Fourth, the Giants’ farm system is in a bad way. For every prospect like Chris Shaw or Ryder Jones, who has become more interesting and valuable, there are seemingly five whose stock has gone way down. While I’d never bet against a young player breaking through and surprising the team (like Austin Slater this year), there isn’t a cavalry of 21-year-old superstars charging over the hill to revamp the entire team.

There are three choices, really.

  1. Blow most of the team up for a handful of prospects who won’t excite you or the fans who pay for tickets.
  2. Blow everything up, including Bumgarner and Posey, to get some prospects who will excite you, while crushing the fans who pay for tickets.
  3. Hope that all of the good baseball players are good again, pretend that 2017 never happened, and add veterans to the team because rebuilding isn’t an option.

Three is what the Giants will do. The more I look at it, the more I’m convinced that it’s the only thing they can do. This isn’t me being a homer, either, because I came to the same conclusion with the Angels last year.

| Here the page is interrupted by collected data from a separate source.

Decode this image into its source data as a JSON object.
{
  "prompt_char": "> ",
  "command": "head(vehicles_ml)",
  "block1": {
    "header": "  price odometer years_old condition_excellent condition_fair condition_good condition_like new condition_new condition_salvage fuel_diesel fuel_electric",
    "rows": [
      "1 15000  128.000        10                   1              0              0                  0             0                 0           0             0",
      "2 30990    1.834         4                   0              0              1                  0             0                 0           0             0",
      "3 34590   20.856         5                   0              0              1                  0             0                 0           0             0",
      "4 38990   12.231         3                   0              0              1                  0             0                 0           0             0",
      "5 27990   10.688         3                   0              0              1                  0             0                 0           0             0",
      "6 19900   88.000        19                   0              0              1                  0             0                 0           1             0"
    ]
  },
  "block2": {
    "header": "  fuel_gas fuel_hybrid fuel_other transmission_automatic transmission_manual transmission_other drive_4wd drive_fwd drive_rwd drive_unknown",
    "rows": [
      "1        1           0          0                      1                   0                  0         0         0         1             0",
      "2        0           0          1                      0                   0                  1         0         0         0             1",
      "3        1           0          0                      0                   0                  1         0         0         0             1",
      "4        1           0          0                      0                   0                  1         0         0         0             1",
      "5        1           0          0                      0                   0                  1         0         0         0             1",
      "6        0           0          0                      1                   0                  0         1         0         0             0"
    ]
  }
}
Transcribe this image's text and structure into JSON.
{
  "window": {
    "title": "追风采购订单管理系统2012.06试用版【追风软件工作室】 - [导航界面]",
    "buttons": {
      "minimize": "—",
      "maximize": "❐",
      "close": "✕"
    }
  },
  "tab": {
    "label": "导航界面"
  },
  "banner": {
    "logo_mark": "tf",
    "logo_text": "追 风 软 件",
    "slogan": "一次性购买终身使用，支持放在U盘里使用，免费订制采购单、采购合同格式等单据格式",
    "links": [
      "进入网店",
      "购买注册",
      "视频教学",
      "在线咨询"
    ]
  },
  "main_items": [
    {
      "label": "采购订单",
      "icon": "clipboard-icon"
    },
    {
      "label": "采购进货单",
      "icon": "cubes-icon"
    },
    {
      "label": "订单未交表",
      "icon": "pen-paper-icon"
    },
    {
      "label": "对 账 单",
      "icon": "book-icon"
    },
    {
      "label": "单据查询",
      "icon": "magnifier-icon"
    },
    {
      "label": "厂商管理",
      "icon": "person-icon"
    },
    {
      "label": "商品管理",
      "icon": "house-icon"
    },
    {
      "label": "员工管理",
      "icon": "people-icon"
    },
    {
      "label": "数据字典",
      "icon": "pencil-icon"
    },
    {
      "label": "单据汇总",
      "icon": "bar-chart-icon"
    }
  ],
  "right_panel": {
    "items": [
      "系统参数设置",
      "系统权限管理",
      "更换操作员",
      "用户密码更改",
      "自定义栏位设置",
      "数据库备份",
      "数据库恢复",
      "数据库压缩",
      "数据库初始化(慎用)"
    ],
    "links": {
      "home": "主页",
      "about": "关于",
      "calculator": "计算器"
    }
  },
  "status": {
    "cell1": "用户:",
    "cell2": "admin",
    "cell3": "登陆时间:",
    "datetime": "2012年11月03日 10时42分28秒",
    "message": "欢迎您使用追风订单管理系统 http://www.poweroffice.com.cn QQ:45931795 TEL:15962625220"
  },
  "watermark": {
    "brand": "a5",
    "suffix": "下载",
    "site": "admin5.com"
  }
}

There isn't a damned thing the Angels can do other than hope for assorted miracles until the good young pitchers heal.

And then I praised them for their semi-creative offseason, even though it was just about the only thing they could do.

Rebuilding was out of the question because they still had Trout, and there’s no sense in not building around him. Reloading would be hard because the farm system was empty and the budget was stretched. The Angels needed to make quiet, smart moves that didn’t cost a lot of money, and they needed to get their starting pitchers healthy. Good luck with that.

Now the Angels are contending. They’re probably not very good, but they’re playing meaningful games. The difference between the two teams is that the Angels had far more roster holes to fill, which meant they had to spread their limited money around. The Giants will have a lot of spots that are already spoken for, with just a couple outfield spots, maybe third base, maybe a rotation spot, and maybe a bullpen job available. Of all those, the outfield is the most pressing need, and the Giants can concentrate whatever spending power they have left on one or two positions.

Say, a right-handed hitting outfielder.

With power.

Even if he’s expensive.

Because if the Giants don’t spend money on an over-30 luxury this offseason, guess what? They’ll still have a roster filled with untradeable, expensive veterans and a farm system in disrepair. Adding one more untradeable expensive veteran isn’t going to delay a rebuilding timetable. It’ll just add another one to the pile and force the Giants to spend more money to confirm what we’ve suspected for a while. It won’t delay anything; it will just be more expensive.

This is the purest use of the it’s-not-my-money philosophy I’ve seen in a while. You’re right to be worried about the Giants’ ability to build a stable roster in 2019 and 2020 and 2021. But you’ll be worried about that even if they get someone on an expensive four-year contract this winter, too.

Yeah. It’s not my money. If “Operation Everybody Just Play Better, Dammit” doesn’t work, the Giants are screwed. If they abandon it to accumulate prospects, they won’t actually accumulate that many prospects, which means they’re screwed. They don’t have a lot of help coming from the farm, which means they’re screwed.

But if Operation Everybody Just Play Better, Dammit actually works, they won’t be screwed. It’s their only chance for the near future. And as long as they’re forced into trying it, they might as well give it their best, most expensive shot. I don’t think a Justin Upton trade is likely, but a pursuit of Upton most certainly is.

Also, Jay Bruce, who fits this team like a long snapper. But we’ll get to that problem when the first rumor falls from the sky this winter. Until then, the Giants are interested in an expensive 30-year-old who would help them win, and it’s not as unreasonable as you might think. Even if the team is screwed in almost every realistic scenario.